TOWSON, Md. (WJZ) — Marylanders brace for another serious winter hit from Mother Nature.
Derek Valcourt reports crews are preparing for the snow.
State highway crews are getting used to it. This is the 31st time they’ve been deployed for snow removal so far this winter.
Mother Nature clearly doesn’t care if you’re sick of winter—another round is coming this way.
“It’s going to be another rough one,” Mayor Stephanie Rawlings-Blake said. “I’m looking for that Punxsutawney Phil.”
State and local officials say they’re ready. Twenty-thousand tons of salt arrived at the Port of Baltimore this weekend. Crews will break out the plows once the snow starts piling up.
Highway officials say if drivers stay home and off the roads, they can clear major arteries faster.
“But all it takes is one serious crash during rush hour on the Beltway or on 95, and then it’s like, ‘Well, there’s a 25 mile backup, why weren’t you out there?’ Well, we were out there, but that crash kept us from doing what we needed to do,” said Dave Buck, SHA.
Because of all the rain that started falling Sunday afternoon, crews did not pre-treat the roads. They say the rain would have just washed it all away.
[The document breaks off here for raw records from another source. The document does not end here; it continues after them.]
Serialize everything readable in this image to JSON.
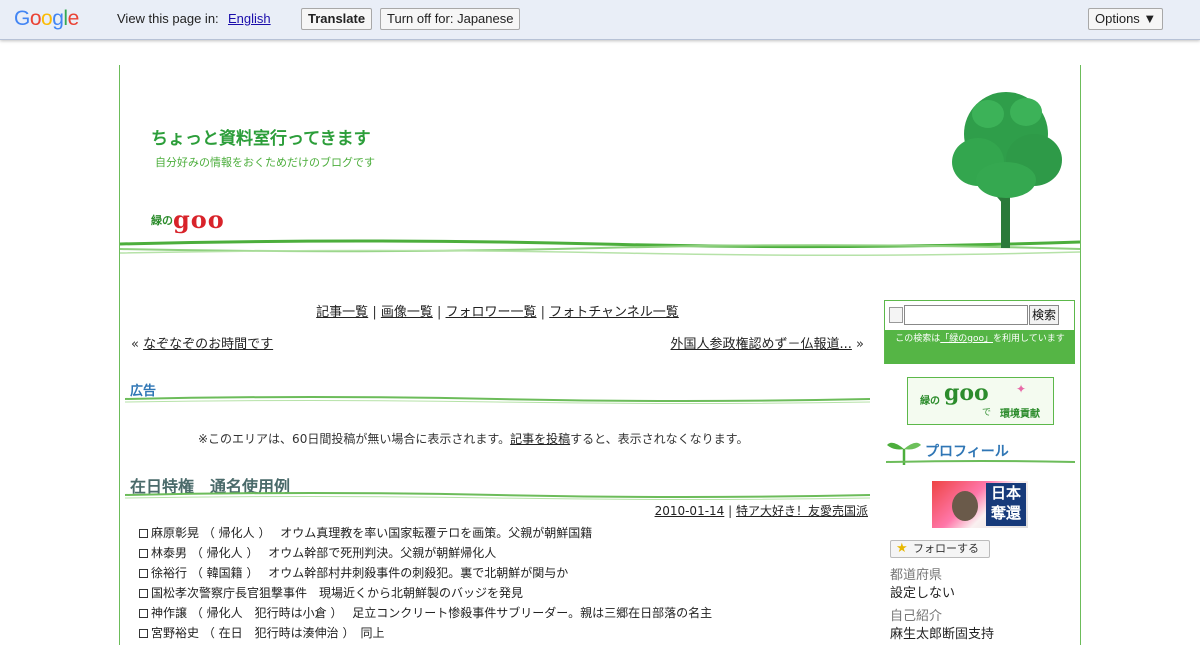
{
  "translate_bar": {
    "logo_letters": [
      {
        "ch": "G",
        "color": "#4285f4"
      },
      {
        "ch": "o",
        "color": "#ea4335"
      },
      {
        "ch": "o",
        "color": "#fbbc05"
      },
      {
        "ch": "g",
        "color": "#4285f4"
      },
      {
        "ch": "l",
        "color": "#34a853"
      },
      {
        "ch": "e",
        "color": "#ea4335"
      }
    ],
    "prompt": "View this page in:",
    "language_link": "English",
    "translate_label": "Translate",
    "turn_off_label": "Turn off for: Japanese",
    "options_label": "Options ▼"
  },
  "blog": {
    "title": "ちょっと資料室行ってきます",
    "description": "自分好みの情報をおくためだけのブログです",
    "logo_midori": "緑の",
    "logo_goo": "goo"
  },
  "nav": {
    "links": [
      "記事一覧",
      "画像一覧",
      "フォロワー一覧",
      "フォトチャンネル一覧"
    ],
    "separator": " | ",
    "prev_arrow": "« ",
    "prev_label": "なぞなぞのお時間です",
    "next_label": "外国人参政権認めず－仏報道...",
    "next_arrow": " »"
  },
  "ad": {
    "heading": "広告",
    "text_before": "※このエリアは、60日間投稿が無い場合に表示されます。",
    "link": "記事を投稿",
    "text_after": "すると、表示されなくなります。"
  },
  "post": {
    "title": "在日特権　通名使用例",
    "date": "2010-01-14",
    "meta_sep": " | ",
    "category": "特ア大好き！友愛売国派",
    "lines": [
      "麻原彰晃 （ 帰化人 ）　 オウム真理教を率い国家転覆テロを画策。父親が朝鮮国籍",
      "林泰男 （ 帰化人 ）　 オウム幹部で死刑判決。父親が朝鮮帰化人",
      "徐裕行 （ 韓国籍 ）　 オウム幹部村井刺殺事件の刺殺犯。裏で北朝鮮が関与か",
      "国松孝次警察庁長官狙撃事件　現場近くから北朝鮮製のバッジを発見",
      "神作譲 （ 帰化人　犯行時は小倉 ）　 足立コンクリート惨殺事件サブリーダー。親は三郷在日部落の名主",
      "宮野裕史 （ 在日　犯行時は湊伸治 ）　同上"
    ]
  },
  "sidebar": {
    "search_button": "検索",
    "search_note_before": "この検索は",
    "search_note_link": "「緑のgoo」",
    "search_note_after": "を利用しています",
    "banner_midori": "緑の",
    "banner_goo": "goo",
    "banner_de": "で",
    "banner_kankyo": "環境貢献",
    "profile_heading": "プロフィール",
    "avatar_text": "日本奪還",
    "follow_label": "フォローする",
    "fields": [
      {
        "label": "都道府県",
        "value": "設定しない"
      },
      {
        "label": "自己紹介",
        "value": "麻生太郎断固支持"
      }
    ]
  },
  "colors": {
    "accent_green": "#2c9e3a",
    "heading_blue": "#2f76b5",
    "goo_red": "#d8232a"
  }
}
Instead, they say they’ll start spreading tons of salt as soon as the temperatures dip below zero.
“Travel conditions could be hazardous Sunday evening and much of Monday during the storm. Crews work to reduce the impact of the weather conditions but it is not until it stops snowing that they can make headway and clear travel lanes,” said SHA Administrator Melinda B. Peters. “We ask motorists to monitor forecasts closely and potentially delay travel to provide SHA crews the space necessary to treat the roads.”
Highway officials say storms that start at night come with them their own sets of positives and negatives.
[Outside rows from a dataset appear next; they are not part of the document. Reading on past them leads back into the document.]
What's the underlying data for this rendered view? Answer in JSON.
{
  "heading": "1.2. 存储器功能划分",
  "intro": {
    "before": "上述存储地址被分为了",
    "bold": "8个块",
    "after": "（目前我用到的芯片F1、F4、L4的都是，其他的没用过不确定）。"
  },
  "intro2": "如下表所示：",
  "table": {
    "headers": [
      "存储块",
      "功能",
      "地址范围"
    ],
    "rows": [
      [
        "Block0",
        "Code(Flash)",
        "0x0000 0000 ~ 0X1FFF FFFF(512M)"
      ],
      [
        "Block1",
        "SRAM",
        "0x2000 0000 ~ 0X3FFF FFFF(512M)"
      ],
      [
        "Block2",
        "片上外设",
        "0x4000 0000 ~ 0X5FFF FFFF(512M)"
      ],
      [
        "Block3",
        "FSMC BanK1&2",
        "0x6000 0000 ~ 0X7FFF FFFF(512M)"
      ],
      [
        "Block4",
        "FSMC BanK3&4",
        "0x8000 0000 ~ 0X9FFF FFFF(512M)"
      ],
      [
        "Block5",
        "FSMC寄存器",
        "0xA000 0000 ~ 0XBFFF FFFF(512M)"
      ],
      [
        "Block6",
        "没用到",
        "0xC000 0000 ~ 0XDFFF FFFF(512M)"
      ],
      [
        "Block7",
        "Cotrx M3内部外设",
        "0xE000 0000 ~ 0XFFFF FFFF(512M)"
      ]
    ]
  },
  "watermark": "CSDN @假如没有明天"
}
“They’re good for traffic–people know about it–they’re not on the roads, schools and governments will react,” Buck said. “They’re tough on our crews. We’ve had so many storms this year that have started at 8 or 9 o’clock at night. So maybe they go home, they get a couple hours sleep.”
The big concern—the potential for a dangerous morning commute.
“We don’t want anybody on the roads if it’s freezing rain and sleet,” Buck said. “It’s dangerous out there for our crews, much less people trying to get around in an SUV or any other vehicle.”
Motorists can plan their route in advance by dialing 511 from a land line or mobile phone for traffic, weather alerts and road conditions.
“We want all Marylanders to be safe during this winter weather. Due to the timing of this storm, we would like residents to be particularly mindful during the morning commute,” said MEMA Executive Director Ken Mallette. “We are encouraging Maryland residents to refrain from traveling on the roadways, if possible. If travel is absolutely necessary, always keep a family member or friend informed of your route, ensure your cell phone is fully charged, and keep your gas tank at least half full.”
Gov. Martin O’Malley is also encouraging residents to take safety precautions.
“As we are faced with another winter storm this season, we encourage all residents to remain vigilant and exercise extreme caution if traveling on the roadways is necessary,” the governor said in a release. “We also encourage employers to monitor weather developments and consider employee and customer safety when making decisions about their operational status.”
BGE is warning its customers to brace for potential power problems, but it’s not the snow they’re worried about.
“Ice is really the most detrimental to our electric system,” said Rachael Lighty, BGE spokesperson. “And so we do have crews, an increased number of crews, stationed throughout the service territory should we see this freezing rain turn into ice and really coat those trees and tree limbs.”
Many schools aren’t taking any chances, canceling classes in advance of the latest winter wallop.
Baltimore City Health Commissioner Dr. Oxiris Barbot has declared a Code Blue in Baltimore for Sunday through Wednesday.
“Wind chills in the single digits or teens combined with the expected cold temperatures can create dangerous conditions for anyone outside for an extended period of time,” Barbot said in a release . “We urge individuals to stay indoors in safely heated areas to minimize the risk of hypothermia. If people must go outside in the cold, we urge them to dress warmly and in layers. For those experiencing homelessness, we encourage them to take advantage of shelter resources that are routinely provided.”
Baltimore’s homeless and seniors are among the most vulnerable populations in extreme cold weather. During the Code Blue alert, emergency shelters will operate with overflow capacity and workers will conduct outreach for vulnerable residents.
Residents can report cold-related issues during the Cold Blue Alert by calling 311 anytime between 6 a.m. and 10 p.m. and 410-396-3100 after hours.
Amtrak will operate at a modified snow schedule on Monday. All MARC trains are canceled.